‘Jeopardy!’ host Alex Trebek gets real about his sadness and cancer treatment
Trebek reveals what treatment for pancreatic cancer has done to him, and how fans support is giving him inspiration to fight.
Alex Trebek spoke out about his "hope" in light of his pancreatic cancer diagnosis at a benefit on Saturday.
After referencing a 22-year cancer survivor who spoke previously, keynote speaker Trebek, 78, told attendees at the Pancreatic Cancer Action Network walk at the Los Angeles Zoo, “As you all know, survivorship is measured starting from the date you are diagnosed with cancer and on that scale — my gosh — I’m a 62-day survivor. Give me a break. But I’m working on it. And I promise you this: That if I become a 22-year survivor, you will all be welcomed at my 100th birthday.”

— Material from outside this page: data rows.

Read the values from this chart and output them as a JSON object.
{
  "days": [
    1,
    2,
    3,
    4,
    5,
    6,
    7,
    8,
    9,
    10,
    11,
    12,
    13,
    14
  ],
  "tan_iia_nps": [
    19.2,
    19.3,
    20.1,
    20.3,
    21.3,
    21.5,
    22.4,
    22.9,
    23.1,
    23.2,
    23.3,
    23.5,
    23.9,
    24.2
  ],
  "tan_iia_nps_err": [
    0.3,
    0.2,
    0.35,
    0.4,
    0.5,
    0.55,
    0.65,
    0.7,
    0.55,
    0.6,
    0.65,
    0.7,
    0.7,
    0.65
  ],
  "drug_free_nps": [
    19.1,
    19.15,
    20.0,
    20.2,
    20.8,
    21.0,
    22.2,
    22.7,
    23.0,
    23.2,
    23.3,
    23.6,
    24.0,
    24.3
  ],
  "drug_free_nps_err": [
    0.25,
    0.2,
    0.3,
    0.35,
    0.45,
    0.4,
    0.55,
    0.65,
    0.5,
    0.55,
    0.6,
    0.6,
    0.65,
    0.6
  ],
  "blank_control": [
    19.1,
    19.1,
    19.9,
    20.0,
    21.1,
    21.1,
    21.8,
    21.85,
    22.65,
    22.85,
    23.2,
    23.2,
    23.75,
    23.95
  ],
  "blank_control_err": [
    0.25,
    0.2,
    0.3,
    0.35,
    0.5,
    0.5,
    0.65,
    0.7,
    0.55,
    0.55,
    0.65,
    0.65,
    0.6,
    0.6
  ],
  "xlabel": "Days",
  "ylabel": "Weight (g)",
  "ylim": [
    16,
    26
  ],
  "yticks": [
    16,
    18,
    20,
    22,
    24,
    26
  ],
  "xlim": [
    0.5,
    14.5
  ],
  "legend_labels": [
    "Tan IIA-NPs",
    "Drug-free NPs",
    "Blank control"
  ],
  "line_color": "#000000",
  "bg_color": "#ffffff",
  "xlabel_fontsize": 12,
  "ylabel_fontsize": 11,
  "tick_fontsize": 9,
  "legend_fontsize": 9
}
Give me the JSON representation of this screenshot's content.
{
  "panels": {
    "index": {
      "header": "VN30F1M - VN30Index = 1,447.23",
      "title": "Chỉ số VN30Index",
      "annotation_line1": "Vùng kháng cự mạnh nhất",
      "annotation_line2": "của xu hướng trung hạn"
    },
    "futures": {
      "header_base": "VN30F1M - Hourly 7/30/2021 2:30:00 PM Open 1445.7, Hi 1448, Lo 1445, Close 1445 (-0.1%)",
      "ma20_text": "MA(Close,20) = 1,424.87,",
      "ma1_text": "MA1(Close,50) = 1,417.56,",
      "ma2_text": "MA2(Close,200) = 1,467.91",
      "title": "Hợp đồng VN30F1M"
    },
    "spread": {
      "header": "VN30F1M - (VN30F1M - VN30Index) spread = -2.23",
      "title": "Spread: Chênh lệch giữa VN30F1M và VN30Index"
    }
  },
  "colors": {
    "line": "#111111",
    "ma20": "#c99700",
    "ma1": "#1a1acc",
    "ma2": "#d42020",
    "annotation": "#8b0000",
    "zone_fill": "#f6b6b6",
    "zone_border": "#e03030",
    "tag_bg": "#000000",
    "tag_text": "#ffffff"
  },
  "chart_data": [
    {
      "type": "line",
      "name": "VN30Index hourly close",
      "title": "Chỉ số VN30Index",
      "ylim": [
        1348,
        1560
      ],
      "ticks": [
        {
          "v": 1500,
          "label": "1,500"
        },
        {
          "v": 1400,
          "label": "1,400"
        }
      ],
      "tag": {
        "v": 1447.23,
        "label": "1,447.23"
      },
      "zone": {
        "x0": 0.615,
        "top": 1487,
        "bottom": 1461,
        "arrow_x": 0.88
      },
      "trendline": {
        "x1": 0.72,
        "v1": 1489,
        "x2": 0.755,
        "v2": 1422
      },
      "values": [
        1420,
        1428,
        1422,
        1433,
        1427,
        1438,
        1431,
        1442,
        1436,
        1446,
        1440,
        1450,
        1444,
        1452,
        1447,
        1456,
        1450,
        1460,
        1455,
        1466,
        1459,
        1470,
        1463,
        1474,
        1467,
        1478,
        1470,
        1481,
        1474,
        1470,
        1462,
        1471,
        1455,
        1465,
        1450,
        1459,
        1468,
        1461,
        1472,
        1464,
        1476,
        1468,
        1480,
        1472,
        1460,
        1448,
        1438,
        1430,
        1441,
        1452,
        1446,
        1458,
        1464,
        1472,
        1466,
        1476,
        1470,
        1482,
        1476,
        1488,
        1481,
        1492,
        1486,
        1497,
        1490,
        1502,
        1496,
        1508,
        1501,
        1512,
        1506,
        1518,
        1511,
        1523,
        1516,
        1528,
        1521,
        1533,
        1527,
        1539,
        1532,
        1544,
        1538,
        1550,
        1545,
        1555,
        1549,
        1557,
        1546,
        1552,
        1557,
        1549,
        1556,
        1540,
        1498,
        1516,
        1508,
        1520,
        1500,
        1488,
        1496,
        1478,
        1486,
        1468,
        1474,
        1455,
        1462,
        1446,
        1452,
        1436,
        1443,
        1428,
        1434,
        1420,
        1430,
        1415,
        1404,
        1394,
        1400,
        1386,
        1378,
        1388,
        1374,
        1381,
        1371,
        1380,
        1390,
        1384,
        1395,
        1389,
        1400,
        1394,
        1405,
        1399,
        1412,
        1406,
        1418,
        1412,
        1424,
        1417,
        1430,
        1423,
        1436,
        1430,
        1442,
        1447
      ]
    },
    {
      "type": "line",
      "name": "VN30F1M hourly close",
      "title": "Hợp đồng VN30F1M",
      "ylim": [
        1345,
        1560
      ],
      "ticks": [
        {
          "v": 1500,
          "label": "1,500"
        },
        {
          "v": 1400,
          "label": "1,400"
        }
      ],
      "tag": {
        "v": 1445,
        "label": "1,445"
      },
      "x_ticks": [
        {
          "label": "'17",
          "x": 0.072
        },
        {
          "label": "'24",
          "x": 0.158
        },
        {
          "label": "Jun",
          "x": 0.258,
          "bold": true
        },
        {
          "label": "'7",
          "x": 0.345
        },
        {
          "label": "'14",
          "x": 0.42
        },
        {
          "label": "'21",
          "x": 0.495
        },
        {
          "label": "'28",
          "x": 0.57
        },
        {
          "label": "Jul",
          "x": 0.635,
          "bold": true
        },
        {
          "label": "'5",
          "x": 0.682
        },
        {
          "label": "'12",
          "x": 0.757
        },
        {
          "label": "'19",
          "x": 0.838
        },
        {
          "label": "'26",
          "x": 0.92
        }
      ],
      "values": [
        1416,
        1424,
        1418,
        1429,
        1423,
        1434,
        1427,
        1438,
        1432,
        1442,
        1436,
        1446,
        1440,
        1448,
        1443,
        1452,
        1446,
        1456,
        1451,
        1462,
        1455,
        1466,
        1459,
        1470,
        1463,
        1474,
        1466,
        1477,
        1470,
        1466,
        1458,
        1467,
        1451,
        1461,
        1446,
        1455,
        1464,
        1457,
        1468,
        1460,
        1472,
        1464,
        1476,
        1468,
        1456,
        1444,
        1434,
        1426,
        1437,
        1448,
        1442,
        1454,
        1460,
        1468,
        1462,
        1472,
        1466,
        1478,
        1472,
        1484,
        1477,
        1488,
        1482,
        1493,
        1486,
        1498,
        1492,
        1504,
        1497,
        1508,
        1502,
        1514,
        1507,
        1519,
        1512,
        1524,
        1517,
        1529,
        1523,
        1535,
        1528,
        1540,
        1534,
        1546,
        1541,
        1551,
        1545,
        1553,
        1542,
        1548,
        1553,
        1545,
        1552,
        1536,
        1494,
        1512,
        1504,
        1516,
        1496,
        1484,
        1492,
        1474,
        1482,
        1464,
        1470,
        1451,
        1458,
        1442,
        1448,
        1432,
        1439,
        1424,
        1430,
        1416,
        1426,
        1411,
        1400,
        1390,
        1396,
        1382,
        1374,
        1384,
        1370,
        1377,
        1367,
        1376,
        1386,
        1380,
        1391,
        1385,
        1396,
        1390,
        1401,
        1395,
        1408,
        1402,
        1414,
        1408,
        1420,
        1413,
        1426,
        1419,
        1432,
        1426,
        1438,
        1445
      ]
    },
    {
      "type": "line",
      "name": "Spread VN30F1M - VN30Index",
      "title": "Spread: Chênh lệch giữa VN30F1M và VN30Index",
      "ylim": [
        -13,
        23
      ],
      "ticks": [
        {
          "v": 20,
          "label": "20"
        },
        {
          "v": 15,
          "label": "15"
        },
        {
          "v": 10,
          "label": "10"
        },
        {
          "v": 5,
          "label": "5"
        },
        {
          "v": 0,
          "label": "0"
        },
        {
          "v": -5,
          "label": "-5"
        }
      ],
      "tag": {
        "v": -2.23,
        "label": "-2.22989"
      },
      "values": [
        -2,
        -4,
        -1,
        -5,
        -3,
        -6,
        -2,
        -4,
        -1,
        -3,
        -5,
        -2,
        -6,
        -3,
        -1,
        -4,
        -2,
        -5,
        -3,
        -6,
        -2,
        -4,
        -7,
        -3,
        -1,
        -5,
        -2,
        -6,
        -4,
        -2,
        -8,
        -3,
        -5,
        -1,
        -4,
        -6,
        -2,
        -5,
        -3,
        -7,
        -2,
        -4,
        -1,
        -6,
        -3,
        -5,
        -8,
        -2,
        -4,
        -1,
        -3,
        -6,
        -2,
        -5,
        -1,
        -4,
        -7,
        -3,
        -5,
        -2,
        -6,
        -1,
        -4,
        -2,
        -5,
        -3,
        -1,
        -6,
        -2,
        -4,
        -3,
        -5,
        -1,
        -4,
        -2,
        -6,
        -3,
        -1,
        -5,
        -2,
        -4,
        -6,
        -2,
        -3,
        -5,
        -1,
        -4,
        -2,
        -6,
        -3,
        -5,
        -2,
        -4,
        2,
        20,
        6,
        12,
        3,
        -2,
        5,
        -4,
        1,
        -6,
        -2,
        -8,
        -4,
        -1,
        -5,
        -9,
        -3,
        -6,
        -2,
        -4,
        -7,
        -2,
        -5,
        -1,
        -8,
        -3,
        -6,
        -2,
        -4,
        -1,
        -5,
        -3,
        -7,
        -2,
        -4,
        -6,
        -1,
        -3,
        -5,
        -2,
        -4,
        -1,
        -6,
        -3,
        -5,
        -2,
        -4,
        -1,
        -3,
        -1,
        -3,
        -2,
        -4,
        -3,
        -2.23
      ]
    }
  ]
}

“I’m also welcoming them to stand here in front of the purple Stride sign to show that our hearts are in this in terms of finding a way to beat cancer," he said in footage of the event obtained by TMZ.
The "Jeopardy!" host also referenced serial show winner James Holzhauer in his remarks.
“If I can get in a plug for my show, all of you guys here have done what 'Jeopardy!' James has done on our television show and that is, in terms of fundraising, you have exceeded expectations," Trebek said.
Last week, Trebek confessed that he struggled with "deep sadness" after his diagnosis of stage 4 pancreatic cancer, which he first revealed in March.
“My oncologist tells me I’m doing well even though I don’t always feel it. I’ve had kidney stones, I’ve had ruptured discs, so I’m used to dealing with pain,” Trebek said on "Good Morning America." "What I’m not used to [is] dealing with the surges that come on suddenly of deep, deep sadness and it brings tears to my eye. I’ve discovered in this whole episode, ladies and gentlemen, that I’m a bit of a wuss."
“I think I’ve learned that I’m an extremely lucky individual because, in spite of the fact that this diagnosis is not a good one, I’ve managed to receive so much love from so many people," he added. "Quite often you don’t get that during your lifetime. After you’ve passed, after you’re dead, people say ‘He was such a good guy, we really liked him.’ But I’m getting that all before that event and it makes me feel really, really good.”
Fox News' Tyler McCarthy contributed to this report.